A little history lesson
After Napoleon’s defeat at Leipzig (October 1813), the French troops retreated to France from all over Europe. The Netherlands had been annexed to the French Empire by Napoleon in 1810. But now city after city was evacuated by the French occupation troops. In the power vacuum that this created a number of former Orangist politicians and former Patriots formed a provisional government in November 1813. Although a large number of the members of the provisional government had helped drive out William V 18 years earlier, it was taken for granted that his son would have to head any new regime. They also agreed it would be better in the long term for the Dutch to restore him themselves, rather than have the Great Powers impose him on the country. The Dutch population was pleased with the departure of the French, who had ruined the Dutch economy, and this time welcomed the prince.
After having been invited by the Driemanschap (Triumvirate) of 1813, on 30 November 1813 William disembarked from HMS Warrior and landed at Scheveningen beach, only a few yards from the place where he had left the country with his father 18 years previously, and on 6 December the provisional government offered him the title of King. William refused, instead proclaiming himself “sovereign prince”. He also wanted the rights of the people to be guaranteed by “a wise constitution”.
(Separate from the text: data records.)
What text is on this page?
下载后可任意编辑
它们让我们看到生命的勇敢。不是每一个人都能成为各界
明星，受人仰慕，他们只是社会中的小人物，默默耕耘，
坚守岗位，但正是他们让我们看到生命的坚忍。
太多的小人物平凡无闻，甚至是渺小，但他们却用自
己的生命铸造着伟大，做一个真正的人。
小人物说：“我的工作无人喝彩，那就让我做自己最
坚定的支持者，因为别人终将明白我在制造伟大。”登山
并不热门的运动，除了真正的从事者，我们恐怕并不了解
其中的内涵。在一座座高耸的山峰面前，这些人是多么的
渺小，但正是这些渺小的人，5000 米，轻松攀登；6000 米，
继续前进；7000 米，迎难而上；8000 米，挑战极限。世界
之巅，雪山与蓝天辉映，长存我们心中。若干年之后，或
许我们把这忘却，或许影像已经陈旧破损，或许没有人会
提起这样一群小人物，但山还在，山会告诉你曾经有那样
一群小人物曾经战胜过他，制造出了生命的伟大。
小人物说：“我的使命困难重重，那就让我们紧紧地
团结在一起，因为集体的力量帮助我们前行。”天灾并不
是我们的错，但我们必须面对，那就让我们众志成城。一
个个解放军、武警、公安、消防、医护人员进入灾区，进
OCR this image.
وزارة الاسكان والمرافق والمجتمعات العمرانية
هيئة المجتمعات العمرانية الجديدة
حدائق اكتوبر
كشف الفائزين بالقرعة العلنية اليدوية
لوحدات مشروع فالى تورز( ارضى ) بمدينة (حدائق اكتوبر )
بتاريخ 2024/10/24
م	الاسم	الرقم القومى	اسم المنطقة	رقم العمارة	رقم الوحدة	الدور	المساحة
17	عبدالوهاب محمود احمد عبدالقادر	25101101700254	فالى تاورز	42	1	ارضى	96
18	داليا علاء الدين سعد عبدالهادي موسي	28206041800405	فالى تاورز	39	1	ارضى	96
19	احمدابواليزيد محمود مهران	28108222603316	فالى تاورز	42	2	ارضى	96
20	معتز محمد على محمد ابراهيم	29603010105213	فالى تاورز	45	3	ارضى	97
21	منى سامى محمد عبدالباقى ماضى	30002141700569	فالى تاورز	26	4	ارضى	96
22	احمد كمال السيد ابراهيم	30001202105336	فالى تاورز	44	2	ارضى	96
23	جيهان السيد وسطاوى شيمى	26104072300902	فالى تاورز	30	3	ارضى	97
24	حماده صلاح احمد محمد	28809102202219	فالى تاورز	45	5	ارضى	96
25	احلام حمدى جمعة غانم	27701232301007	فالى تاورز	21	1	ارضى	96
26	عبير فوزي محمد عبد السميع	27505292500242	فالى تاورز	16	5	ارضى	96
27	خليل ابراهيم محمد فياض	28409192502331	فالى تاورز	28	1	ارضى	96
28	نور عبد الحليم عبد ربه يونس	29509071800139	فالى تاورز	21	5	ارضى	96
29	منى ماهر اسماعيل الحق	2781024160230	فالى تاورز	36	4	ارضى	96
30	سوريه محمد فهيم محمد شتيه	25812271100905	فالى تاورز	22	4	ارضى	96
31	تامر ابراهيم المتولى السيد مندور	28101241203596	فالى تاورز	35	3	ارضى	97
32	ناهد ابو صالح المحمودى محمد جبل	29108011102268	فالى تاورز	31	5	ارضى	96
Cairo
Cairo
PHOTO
The constitution offered William extensive (almost absolute) powers. Ministers were only responsible to him, while a unicameral parliament (the States General) exercised only limited power. He was inaugurated as sovereign prince in the New Church in Amsterdam. In August 1814, he was appointed Governor-General of the former Austrian Netherlands (modern-day Belgium) by the Allied Powers who occupied that country. He was also made Grand Duke of Luxembourg, having received that territory in return for trading his hereditary German lands to Prussia and the Duke of Nassau. The Great Powers had already agreed via the secret Eight Articles of London to unite the Low Countries into a single kingdom. It was believed that a united country on the North Sea would help keep France in check. With the de facto addition of the Austrian Netherlands and Luxembourg to his realm, William had fulfilled his family’s three-century quest of uniting the Low Countries.
King of the Netherlands
Feeling threatened by Napoleon, who had escaped from Elba, William proclaimed the Netherlands a kingdom on 16 March 1815 at the urging of the powers gathered at the Congress of Vienna. His son, the future king William II, fought as a commander at the Battle of Waterloo. After Napoleon had been sent into exile, William adopted a new constitution which included many features of the old constitution, such as extensive royal powers. He was formally confirmed as hereditary ruler of what was known as the United Kingdom of the Netherlands at the Congress of Vienna.